I recently spoke with a treasured friend and mentor, a fascinating and mysterious artist in his own right.  I had not seen or communicated with him for several years.  He was and is a highly trained and gifted musician and musical theorist, scholar and thinker of great insight, intellect and creativity.  He told me that when he first encountered my music, he was troubled because he found it compelling, but he couldn’t figure out why.  He was used to being able to identify what made the music that he and others loved have the impact they do.  My music, on the other hand, often had none of these features and resisted the kind of analysis/assessment that is often used to assign value to a composer in an academic employment or composition community situation.  I took this as a treasured compliment.  I have little to complain about in my career as a whole, but it has taken many years to convince people that, oh, I don’t know, I’m not a hack—that my music is music, etc.  For years I would submit scores for this and that, and I think nobody knew what to do with them.  Handwritten.  Half notes and quarter notes when multi-tupleted 32nd notes were preferred.  Written instructions mixed with notation, figured bass, chord symbols, etc.  Freely mixed triads, open fifths, chromatic scales, etc.  There were always a few people, enough people, including some incredible performers, that supported what I was doing enough to keep me going.  But as far as being an accepted member of any scene – academic new music (uptown), classical establishment composition (midtown), international free improv, minimalism, postmodern, prog, out jazz, etc., it never really happened.  I find it difficult to ally myself with any one style community.  I suppose “downtown” has been the most comfortable concept for me because it is the least prescriptive.  It can kind of take in just about anything.

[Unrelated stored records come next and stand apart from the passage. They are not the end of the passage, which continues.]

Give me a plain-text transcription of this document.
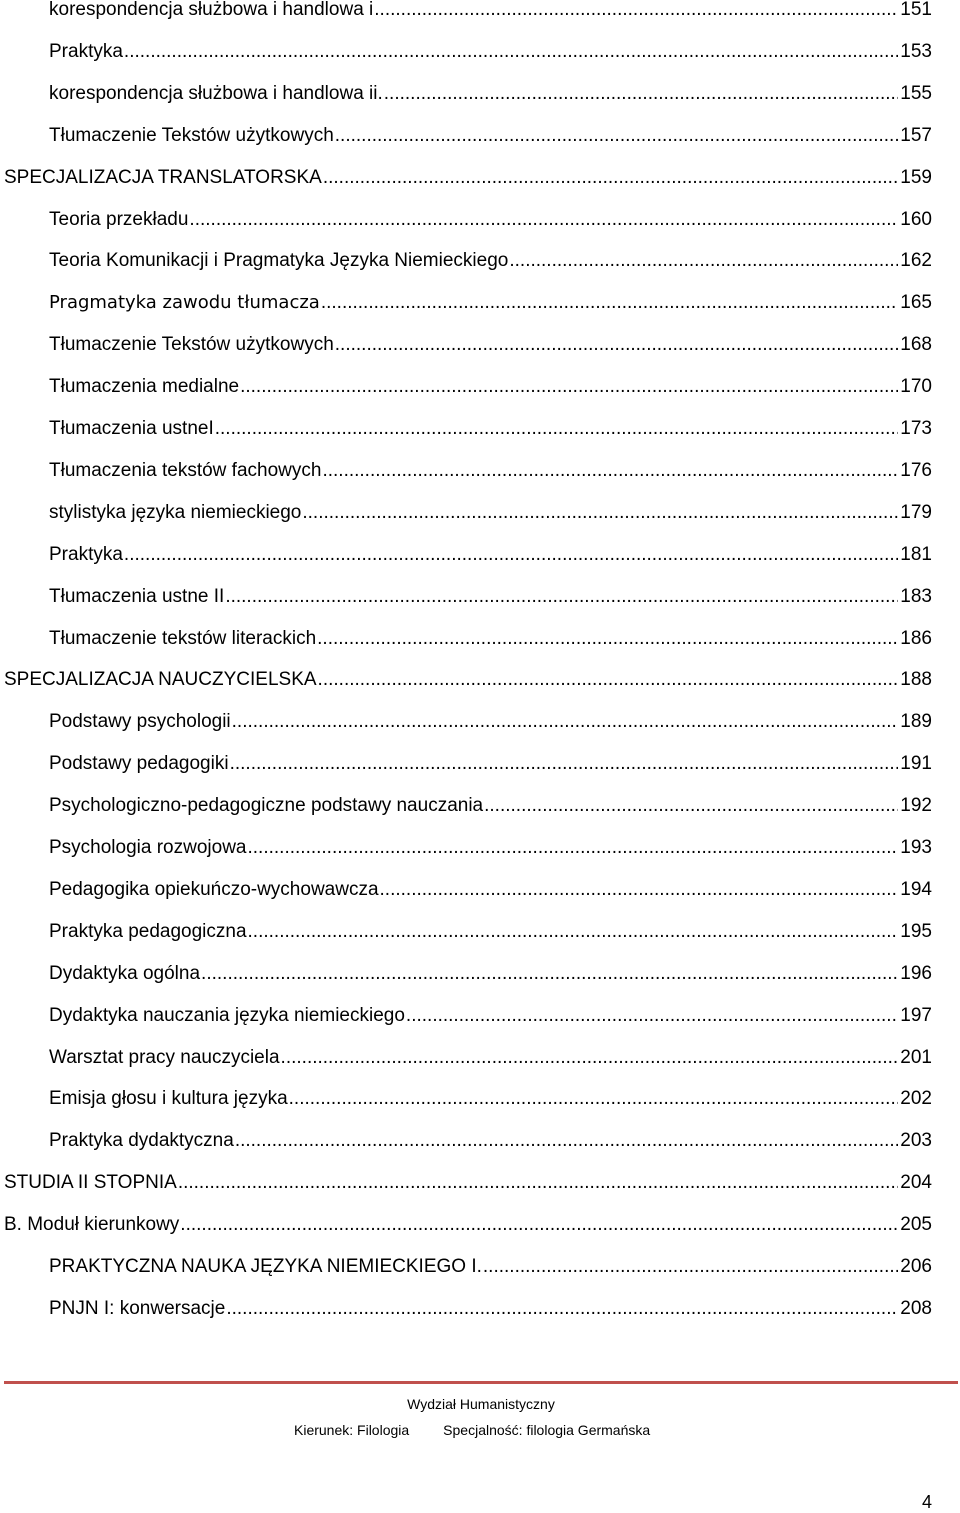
korespondencja służbowa i handlowa i .....	151
Praktyka .....	153
korespondencja służbowa i handlowa ii. .....	155
Tłumaczenie Tekstów użytkowych .....	157
SPECJALIZACJA TRANSLATORSKA .....	159
Teoria przekładu .....	160
Teoria Komunikacji i Pragmatyka Języka Niemieckiego .....	162
Pragmatyka zawodu tłumacza .....	165
Tłumaczenie Tekstów użytkowych .....	168
Tłumaczenia medialne .....	170
Tłumaczenia ustneI .....	173
Tłumaczenia tekstów fachowych .....	176
stylistyka języka niemieckiego .....	179
Praktyka .....	181
Tłumaczenia ustne II .....	183
Tłumaczenie tekstów literackich .....	186
SPECJALIZACJA NAUCZYCIELSKA .....	188
Podstawy psychologii .....	189
Podstawy pedagogiki .....	191
Psychologiczno-pedagogiczne podstawy nauczania .....	192
Psychologia rozwojowa .....	193
Pedagogika opiekuńczo-wychowawcza .....	194
Praktyka pedagogiczna .....	195
Dydaktyka ogólna .....	196
Dydaktyka nauczania języka niemieckiego .....	197
Warsztat pracy nauczyciela .....	201
Emisja głosu i kultura języka .....	202
Praktyka dydaktyczna .....	203
STUDIA II STOPNIA .....	204
B. Moduł kierunkowy .....	205
PRAKTYCZNA NAUKA JĘZYKA NIEMIECKIEGO I. .....	206
PNJN I: konwersacje .....	208
Wydział Humanistyczny
Kierunek: Filologia Specjalność: filologia Germańska
4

Anyway, back to peanut butter, shredded beef, Machaut, etc., another composer who has been a perennial influence is Robert Ashley.  He’s been perhaps the most pervasive influence on my music.  It is beyond the scope of this post to explore the reasons in full, but I will mention the main one, and this should hopefully tie my ramblings together to some extent.  I was introduced to Ashley first around 1991 by David Bernstein at Mills College, where Ashley had been head of the music department for about 10 years in the ‘70s.  I went to the library and watched much of Perfect Lives.  I was simultaneously repelled by the casiotone-esque percussion sounds and the low-res video of this piece, as well as its slow meandering pace, while I was fascinated, compelled, infatuated by this work for reasons I didn’t (and still barely) understand.  A year or so later, Bob brought his newest opera, Improvement to Mills for a live performance.  This piece shared elements of Perfect Lives, but had gorgeous electronic accompaniments and beautifully mature Ashley-esque vocal delivery and reinforcement.  To this day I don’t know what it is about Ashley that is so appealing to me.  There are specific aspects that have profoundly influenced me: his text setting, his texts themselves which exist in a liminal space between narrative and stream-of-conscious, and his invoking of the genre opera in its most vestigial form.  I could say the same for Feldman.  I don’t know why I love his music.  The tranquility, the transcendent harmony, the muted timbres are all beautiful, as is the perception-altering shape/form/structure of his pieces, all of which have profoundly influenced me.  But there is something else that I can’t place my finger on, that makes me come back again and again to Feldman’s music.  Same for Machaut.  In the case of Machaut, as with Beethoven and a few others, there is enough data to analyze and talk about to satisfy the academic mind as to their merit.  Not so much for Ashley and Feldman.  Believe me, I’ve read attempts to break their music down, uncover what makes it tick.  Not very convincing/successful.  More than anything, these composers have given me the courage, the permission to privilege inspiration over craft, conception over construction, etc.